Nesta entrevista, conversamos com o educador e escritor sobre as perspectivas do movimento literário das periferias, a relevância dessa literatura para o letramento de adolescentes e jovens, sobre a pedagogia dos saraus e, ainda, a respeito do curso que ele está desenvolvendo com a Fundação Tide Setubal para docentes da Diretoria Regional de Ensino de São Miguel, na Zona Leste de São Paulo.
Para começar, gostaria que você fizesse uma avaliação do movimento literário das periferias de São Paulo atualmente. Está em crescimento? Qual o envolvimento dos moradores e moradoras das periferias com a literatura?
Nós tivemos uma primeira fase da literatura periférica que consistia na publicação dos “Cadernos Negros”, em 1978. Depois, em 2001, começam a surgir os saraus, impulsionados por publicações mensais do escritor Ferréz na revista Caros Amigos. E, a partir de 2010, o movimento de saraus e slams tem crescimento vertiginoso. De 2016 para cá existe muita coisa acontecendo em todas as regiões periféricas de São Paulo, mas, curiosamente, o mercado editorial tradicional ainda absorve pouco esse tipo de produção – e a possibilidade de produzir ficou limitada por causa da crise econômica no Brasil. Então, a gente continua buscando formas alternativas de existir na literatura, sem precisar de intermediários, porque eles ainda não olham para as produções periféricas com seu real potencial. E isso dá ainda mais força para a existência de saraus.
Você utiliza o termo “pedagogia dos saraus”. O que exatamente quer dizer com esse termo?

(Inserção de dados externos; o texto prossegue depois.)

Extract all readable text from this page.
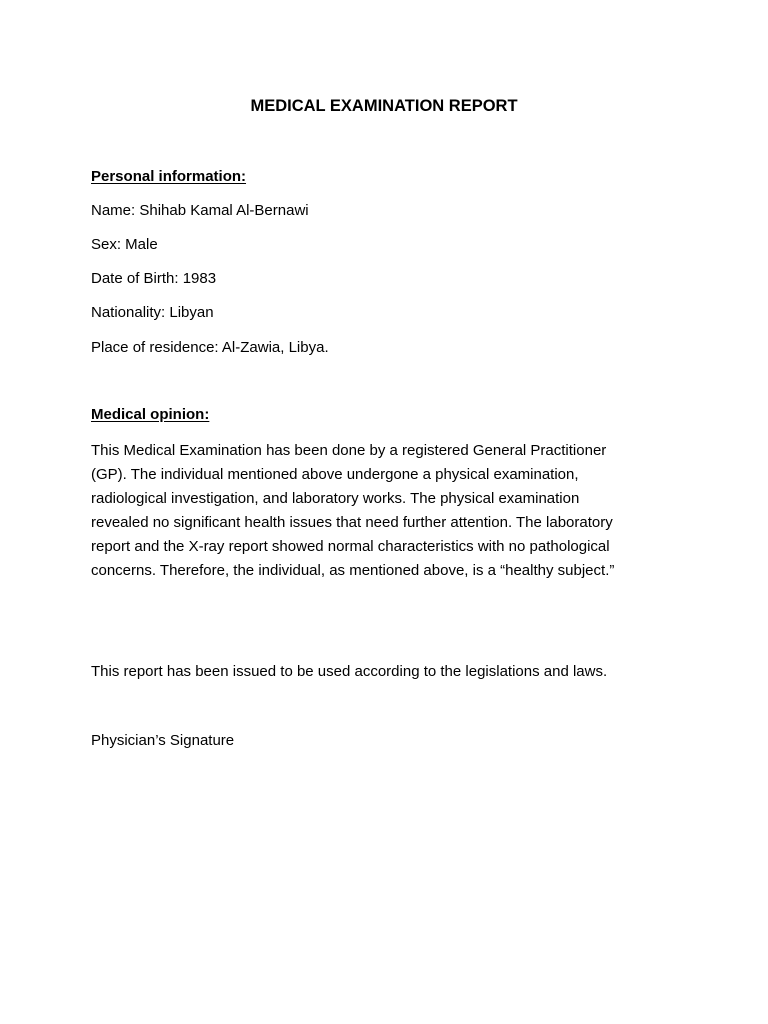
MEDICAL EXAMINATION REPORT
Personal information:
Name: Shihab Kamal Al-Bernawi
Sex: Male
Date of Birth: 1983
Nationality: Libyan
Place of residence: Al-Zawia, Libya.
Medical opinion:
This Medical Examination has been done by a registered General Practitioner
(GP). The individual mentioned above undergone a physical examination,
radiological investigation, and laboratory works. The physical examination
revealed no significant health issues that need further attention. The laboratory
report and the X-ray report showed normal characteristics with no pathological
concerns. Therefore, the individual, as mentioned above, is a “healthy subject.”
This report has been issued to be used according to the legislations and laws.
Physician’s Signature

Quando comecei a utilizar os saraus nas escolas em meus projetos pedagógicos como docente, percebi que esta era uma forma de pensar sobre a realidade de maneira menos mecânica em comparação com o modo como alunas e alunos estavam acostumados. Com o tempo, outros professores e professoras começaram a me procurar para pedir auxílio sobre como utilizar os saraus nas escolas e passei a me dar conta de que esse trabalho poderia ser sistematizado em uma metodologia de ensino. Em 2014, eu adoto esse nome “pedagogia dos saraus” para dizer desse jeito de ensinar onde o aluno/leitor aprende ativamente, uma vez que não existe sarau sem participação de todos e todas.
Ao utilizar uma literatura mais próxima dos adolescentes e jovens, podemos dizer que a “pedagogia dos saraus” é um processo que intensifica o letramento e a alfabetização escolar?
Em primeiro lugar, é importante a gente apresentar alguns números, que podem, em princípio, parecer estatísticas frias, mas também traduzem muita coisa. Segundo os dados da pesquisa “Retratos da Leitura”, de 2016, 30% da população nunca compraram um livro e 44% não têm o hábito de leitura, ou seja, não leem ao menos uma obra a cada três meses. Trata-se de números graves quando a gente pensa que ampliamos, pela leitura, o nosso conhecimento, o vocabulário, a capacidade de expressar-se melhor, e assim por diante.
Nós, docentes, precisamos de formação permanente, pois não é possível dar o que não temos – essa mesma pesquisa mostra que 50% de professores não são leitores. Essa formação serve também para quebrar o preconceito com a literatura periférica: dizem que, ao falar a linguagem da favela, a gente está deseducando. Ninguém diz que Guimarães Rosa ensina a falar errado em “Grande Sertão Veredas” ou que Saramago ensina escrever errado com aquele sistema de orações longas e sem pontuação. Por que dizer a linguagem das periferias é “ensinar o errado”?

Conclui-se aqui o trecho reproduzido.